Abstract Stratotypes defining the stages of the Early Triassic (Griesbachian, Dienerian, Smithian and Spathian) are located on Ellesmere and Axel Heiberg islands in the northern Canadian Arctic. Ammonite-rich horizons are within a clastic outer shelf-to-slope facies of thick progradational wedges of mudstones and siltstones. Three sections were sampled for magnetostratigraphy and interpreted for transgressive and regressive pulses of sedimentation.
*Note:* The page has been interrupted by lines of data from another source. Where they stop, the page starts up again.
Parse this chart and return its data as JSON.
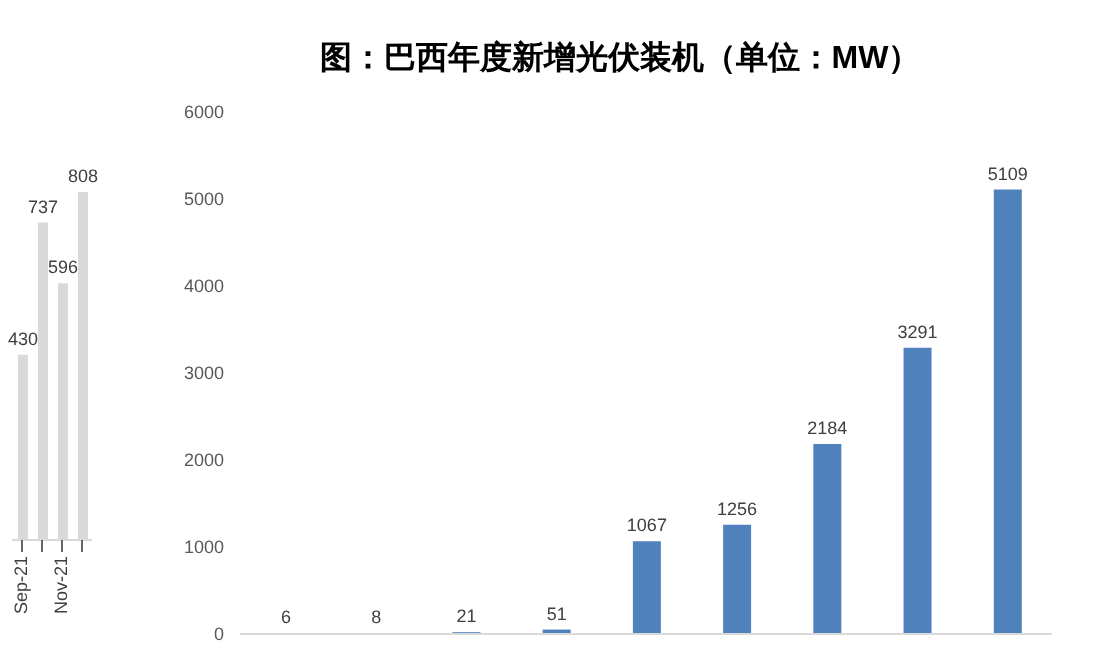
{
  "chart_data": [
    {
      "type": "bar",
      "categories": [
        "Sep-21",
        null,
        "Nov-21",
        null
      ],
      "values": [
        430,
        737,
        596,
        808
      ],
      "color": "#d9d9d9",
      "data_labels": true
    },
    {
      "type": "bar",
      "title": "图：巴西年度新增光伏装机（单位：MW）",
      "categories": [
        null,
        null,
        null,
        null,
        null,
        null,
        null,
        null,
        null
      ],
      "values": [
        6,
        8,
        21,
        51,
        1067,
        1256,
        2184,
        3291,
        5109
      ],
      "color": "#4f81bd",
      "ylim": [
        0,
        6000
      ],
      "yticks": [
        0,
        1000,
        2000,
        3000,
        4000,
        5000,
        6000
      ],
      "grid": false,
      "data_labels": true
    }
  ]
}
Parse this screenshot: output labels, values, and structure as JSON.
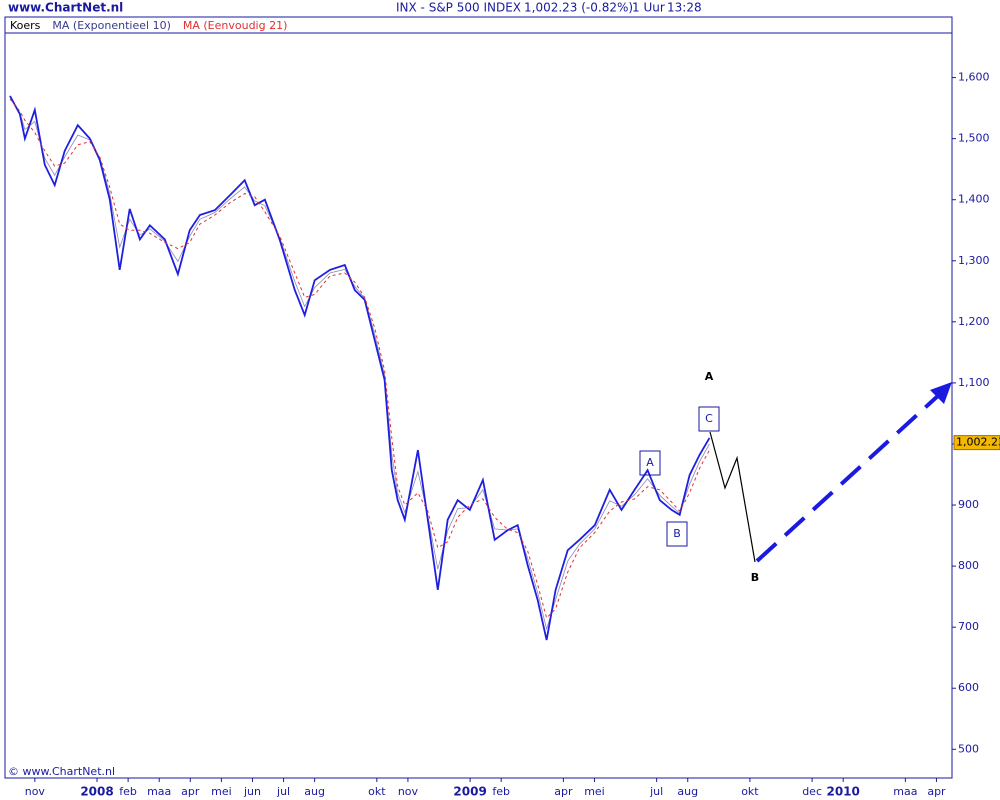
{
  "chart_data": {
    "type": "line",
    "site": "www.ChartNet.nl",
    "title": "INX - S&P 500 INDEX",
    "quote": "1,002.23 (-0.82%)",
    "interval": "1 Uur",
    "time": "13:28",
    "footer": "© www.ChartNet.nl",
    "x": [
      -0.8,
      -0.48,
      -0.32,
      0,
      0.32,
      0.64,
      0.96,
      1.38,
      1.77,
      2.09,
      2.41,
      2.73,
      3.05,
      3.38,
      3.7,
      4.18,
      4.6,
      4.98,
      5.31,
      5.79,
      6.27,
      6.75,
      7.07,
      7.4,
      7.88,
      8.36,
      8.68,
      9.0,
      9.49,
      9.97,
      10.29,
      10.61,
      10.93,
      11.25,
      11.48,
      11.67,
      11.9,
      12.32,
      12.64,
      12.96,
      13.28,
      13.6,
      13.99,
      14.41,
      14.79,
      15.21,
      15.53,
      15.85,
      16.17,
      16.46,
      16.75,
      17.14,
      17.52,
      18.01,
      18.49,
      18.87,
      19.29,
      19.71,
      20.1,
      20.48,
      20.74,
      21.06,
      21.38,
      21.7
    ],
    "series": [
      {
        "name": "Koers",
        "color": "#1f1fe0",
        "values": [
          1570,
          1540,
          1500,
          1547,
          1457,
          1424,
          1480,
          1522,
          1500,
          1465,
          1400,
          1285,
          1385,
          1335,
          1358,
          1335,
          1278,
          1350,
          1375,
          1383,
          1407,
          1432,
          1391,
          1400,
          1334,
          1252,
          1211,
          1268,
          1285,
          1293,
          1252,
          1236,
          1170,
          1105,
          957,
          908,
          876,
          990,
          876,
          761,
          876,
          908,
          892,
          941,
          843,
          859,
          867,
          802,
          745,
          679,
          761,
          826,
          843,
          867,
          925,
          892,
          925,
          957,
          908,
          892,
          884,
          949,
          982,
          1010
        ]
      },
      {
        "name": "MA (Exponentieel 10)",
        "color": "#3a3a8c",
        "values": [
          1568,
          1542,
          1515,
          1528,
          1468,
          1440,
          1470,
          1506,
          1498,
          1468,
          1410,
          1322,
          1368,
          1342,
          1352,
          1332,
          1299,
          1340,
          1368,
          1379,
          1401,
          1421,
          1398,
          1390,
          1337,
          1266,
          1225,
          1256,
          1280,
          1286,
          1258,
          1238,
          1180,
          1112,
          983,
          919,
          888,
          955,
          883,
          795,
          858,
          894,
          896,
          925,
          861,
          859,
          861,
          813,
          757,
          697,
          745,
          808,
          836,
          861,
          907,
          898,
          917,
          943,
          916,
          898,
          887,
          934,
          971,
          1000
        ]
      },
      {
        "name": "MA (Eenvoudig 21)",
        "color": "#e03030",
        "values": [
          1565,
          1545,
          1530,
          1510,
          1480,
          1455,
          1460,
          1490,
          1495,
          1470,
          1420,
          1360,
          1350,
          1350,
          1345,
          1330,
          1320,
          1330,
          1360,
          1375,
          1395,
          1410,
          1405,
          1380,
          1340,
          1280,
          1240,
          1245,
          1275,
          1280,
          1265,
          1240,
          1190,
          1120,
          1010,
          930,
          900,
          920,
          890,
          830,
          840,
          880,
          900,
          910,
          880,
          860,
          855,
          825,
          770,
          715,
          730,
          790,
          830,
          855,
          890,
          905,
          910,
          930,
          925,
          905,
          890,
          920,
          960,
          990
        ]
      }
    ],
    "current": {
      "value": 1002.23,
      "label": "1,002.23"
    },
    "ylim": [
      453,
      1673
    ],
    "yticks": [
      500,
      600,
      700,
      800,
      900,
      {
        "value": 1000,
        "label": "1,000"
      },
      {
        "value": 1100,
        "label": "1,100"
      },
      {
        "value": 1200,
        "label": "1,200"
      },
      {
        "value": 1300,
        "label": "1,300"
      },
      {
        "value": 1400,
        "label": "1,400"
      },
      {
        "value": 1500,
        "label": "1,500"
      },
      {
        "value": 1600,
        "label": "1,600"
      }
    ],
    "xlim": [
      -0.96,
      29.5
    ],
    "xticks": [
      {
        "value": 0,
        "label": "nov"
      },
      {
        "value": 2,
        "label": "2008"
      },
      {
        "value": 3,
        "label": "feb"
      },
      {
        "value": 4,
        "label": "maa"
      },
      {
        "value": 5,
        "label": "apr"
      },
      {
        "value": 6,
        "label": "mei"
      },
      {
        "value": 7,
        "label": "jun"
      },
      {
        "value": 8,
        "label": "jul"
      },
      {
        "value": 9,
        "label": "aug"
      },
      {
        "value": 11,
        "label": "okt"
      },
      {
        "value": 12,
        "label": "nov"
      },
      {
        "value": 14,
        "label": "2009"
      },
      {
        "value": 15,
        "label": "feb"
      },
      {
        "value": 17,
        "label": "apr"
      },
      {
        "value": 18,
        "label": "mei"
      },
      {
        "value": 20,
        "label": "jul"
      },
      {
        "value": 21,
        "label": "aug"
      },
      {
        "value": 23,
        "label": "okt"
      },
      {
        "value": 25,
        "label": "dec"
      },
      {
        "value": 26,
        "label": "2010"
      },
      {
        "value": 28,
        "label": "maa"
      },
      {
        "value": 29,
        "label": "apr"
      }
    ],
    "annotations": [
      "A",
      "B",
      "C",
      "A",
      "B"
    ]
  }
}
Using the ammonite zonation as a guide, the transgressive-regressive cycles and magnetostratigraphies have been correlated among the sections and to the published Triassic sequence stratigraphy time scale, thus enabling definition of the magnetic polarity pattern for the upper Griesbachian to Smithian stages in multiple sections. The magnetic polarity and associated sequence stratigraphy pattern for the lower Griesbachian and for the Spathian were derived from single sections. The Griesbachian and Dienerian stages each have two pairs of normal- and reversed-polarity chrons; the Smithian is predominantly of normal polarity, and the Spathian is predominantly of reversed polarity. This magnetic polarity time scale may help to resolve age correlations of North American redbed facies and to define the Permian-Triassic boundary. After correction for variable structural orientations, the mean directions of magnetization from the three sites converge at 296° declination, 57° inclination ( k = 60, α 95 = 16.5° ; equivalent pole = 41°N, 161°E; paleolatitude = 38°N), which is consistent with the pole derived from nearby Early Permian volcanics and supports a postulated post-Early Triassic, pre-Tertiary counterclockwise rotation of this region with respect to cratonic North America.